The problem I'm having with understanding the theorem is due to the use of the indices. 

From what I understand the above theorem is saying that the collection of all possible sets formed by:
Taking one arbitrary basis element from each arbitrary basis $\mathcal{B}_{\alpha}$, and then taking the product of each of those basis elements 
forms a basis for the box topology $\prod_{\alpha \in J} X_{\alpha}$. 

Is my understanding correct? 
I apologize in advance if this question is somewhat vague.
 A: Yes, your interpretation is correct.  The open sets in the box topology on $\displaystyle \prod_{\alpha \in J} X_\alpha$ will be unions of basis elements.  The basis elements are of the form $\displaystyle \prod_{\alpha \in J} B_\alpha$, where each $B_\alpha$ is some basis element for $X_\alpha$.
Perhaps more simply, the basis for the box topology can be defined in terms of open sets.  That is, $\displaystyle \prod_{\alpha \in J} X_\alpha$ has as a basis $\displaystyle \left\{ \prod_{\alpha \in J} U_\alpha \ \Big| \ U_\alpha \text{ is open in } X_\alpha \right\}$.

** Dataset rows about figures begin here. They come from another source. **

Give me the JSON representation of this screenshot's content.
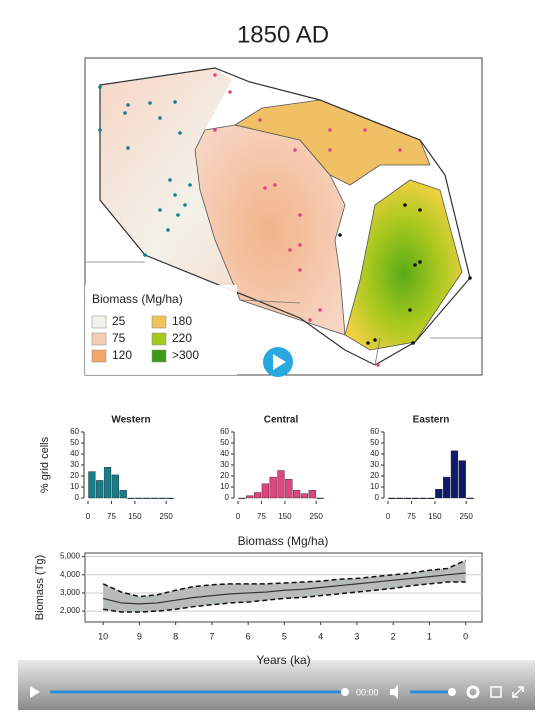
{
  "title": "1850 AD",
  "map": {
    "legend_title": "Biomass (Mg/ha)",
    "legend": [
      {
        "label": "25",
        "color": "#f2f2ec"
      },
      {
        "label": "75",
        "color": "#f6cbb4"
      },
      {
        "label": "120",
        "color": "#f3a869"
      },
      {
        "label": "180",
        "color": "#efc45a"
      },
      {
        "label": "220",
        "color": "#a9c81e"
      },
      {
        "label": ">300",
        "color": "#3b9a1c"
      }
    ]
  },
  "chart_data": [
    {
      "type": "histogram",
      "title": "Western",
      "y_label": "% grid cells",
      "bins": [
        0,
        25,
        50,
        75,
        100,
        125,
        150,
        175,
        200,
        225,
        250,
        275
      ],
      "values": [
        24,
        16,
        28,
        21,
        7,
        0,
        0,
        0,
        0,
        0,
        0
      ],
      "color": "#1a7c88",
      "xlim": [
        0,
        275
      ],
      "xticks": [
        0,
        75,
        150,
        250
      ],
      "ylim": [
        0,
        60
      ],
      "yticks": [
        0,
        10,
        20,
        30,
        40,
        50,
        60
      ]
    },
    {
      "type": "histogram",
      "title": "Central",
      "bins": [
        0,
        25,
        50,
        75,
        100,
        125,
        150,
        175,
        200,
        225,
        250,
        275
      ],
      "values": [
        0,
        2,
        5,
        13,
        19,
        25,
        17,
        7,
        4,
        7,
        0
      ],
      "color": "#e0457f",
      "xlim": [
        0,
        275
      ],
      "xticks": [
        0,
        75,
        150,
        250
      ],
      "ylim": [
        0,
        60
      ],
      "yticks": [
        0,
        10,
        20,
        30,
        40,
        50,
        60
      ]
    },
    {
      "type": "histogram",
      "title": "Eastern",
      "bins": [
        0,
        25,
        50,
        75,
        100,
        125,
        150,
        175,
        200,
        225,
        250,
        275
      ],
      "values": [
        0,
        0,
        0,
        0,
        0,
        0,
        8,
        19,
        43,
        34,
        0
      ],
      "color": "#0f1a6b",
      "xlim": [
        0,
        275
      ],
      "xticks": [
        0,
        75,
        150,
        250
      ],
      "ylim": [
        0,
        60
      ],
      "yticks": [
        0,
        10,
        20,
        30,
        40,
        50,
        60
      ]
    },
    {
      "type": "line",
      "y_label": "Biomass (Tg)",
      "x_label": "Years (ka)",
      "x": [
        10,
        9.5,
        9,
        8.5,
        8,
        7.5,
        7,
        6.5,
        6,
        5.5,
        5,
        4.5,
        4,
        3.5,
        3,
        2.5,
        2,
        1.5,
        1,
        0.5,
        0
      ],
      "series": [
        {
          "color": "#333333",
          "values": [
            2700,
            2450,
            2400,
            2450,
            2600,
            2750,
            2850,
            2950,
            3000,
            3050,
            3150,
            3200,
            3300,
            3400,
            3500,
            3600,
            3700,
            3800,
            3900,
            4000,
            4100
          ]
        },
        {
          "color": "#111111",
          "dash": true,
          "values": [
            3500,
            3050,
            2800,
            2900,
            3150,
            3350,
            3450,
            3500,
            3500,
            3500,
            3550,
            3600,
            3650,
            3750,
            3800,
            3900,
            4000,
            4100,
            4250,
            4350,
            4800
          ]
        },
        {
          "color": "#111111",
          "dash": true,
          "values": [
            2100,
            1950,
            1950,
            2000,
            2100,
            2250,
            2350,
            2450,
            2500,
            2600,
            2700,
            2750,
            2850,
            2950,
            3050,
            3150,
            3250,
            3400,
            3500,
            3600,
            3600
          ]
        }
      ],
      "band_color": "#b8bcb8",
      "xlim": [
        10.5,
        -0.45
      ],
      "xticks": [
        10,
        9,
        8,
        7,
        6,
        5,
        4,
        3,
        2,
        1,
        0
      ],
      "ylim": [
        1400,
        5200
      ],
      "yticks": [
        {
          "value": 2000,
          "label": "2,000"
        },
        {
          "value": 3000,
          "label": "3,000"
        },
        {
          "value": 4000,
          "label": "4,000"
        },
        {
          "value": 5000,
          "label": "5,000"
        }
      ],
      "grid": true
    }
  ],
  "shared_x_label": "Biomass (Mg/ha)",
  "player": {
    "time": "00:00"
  }
}
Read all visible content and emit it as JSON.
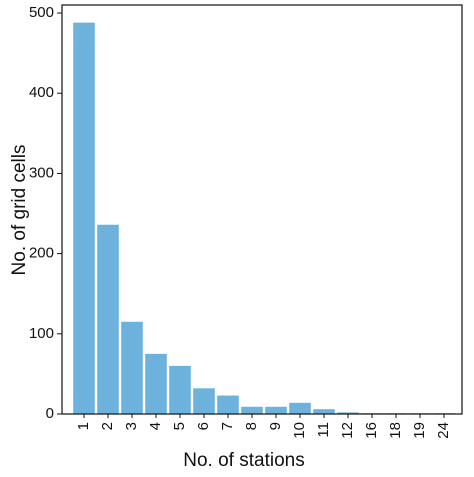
{
  "chart_data": {
    "type": "bar",
    "x_label": "No. of stations",
    "y_label": "No. of grid cells",
    "categories": [
      "1",
      "2",
      "3",
      "4",
      "5",
      "6",
      "7",
      "8",
      "9",
      "10",
      "11",
      "12",
      "16",
      "18",
      "19",
      "24"
    ],
    "values": [
      488,
      236,
      115,
      75,
      60,
      32,
      23,
      9,
      9,
      14,
      6,
      2,
      1,
      1,
      1,
      1
    ],
    "color": "#6cb2dc",
    "ylim": [
      0,
      510
    ],
    "yticks": [
      0,
      100,
      200,
      300,
      400,
      500
    ],
    "grid": false
  }
}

As a side note, we typically choose the product topology over the box topology in practice; I'm sure this'll come up shortly in Munkres.  The product topology is defined as we defined the box topology in the second paragraph above, but with the added stipulation that $U_\alpha = X_\alpha$ for all but finitely many $\alpha \in J$.  Though this seemingly more complicated, the product topology satisfies more "desirable" things.  Some examples off the top of my head include:


*

*The product of compact spaces will be compact.  

*A function $f: Y \rightarrow \displaystyle \prod_{\alpha \in J} X_\alpha$ is continuous $\iff$ each $(\pi_\alpha \circ f): Y \rightarrow X_\alpha$ is continuous, where $\pi_\alpha$ denotes the projection map from the product space onto $X_\alpha$.
Lastly, note that the product topology and the box topology are the same thing unless we are looking at the product of infinitely many $X_\alpha$.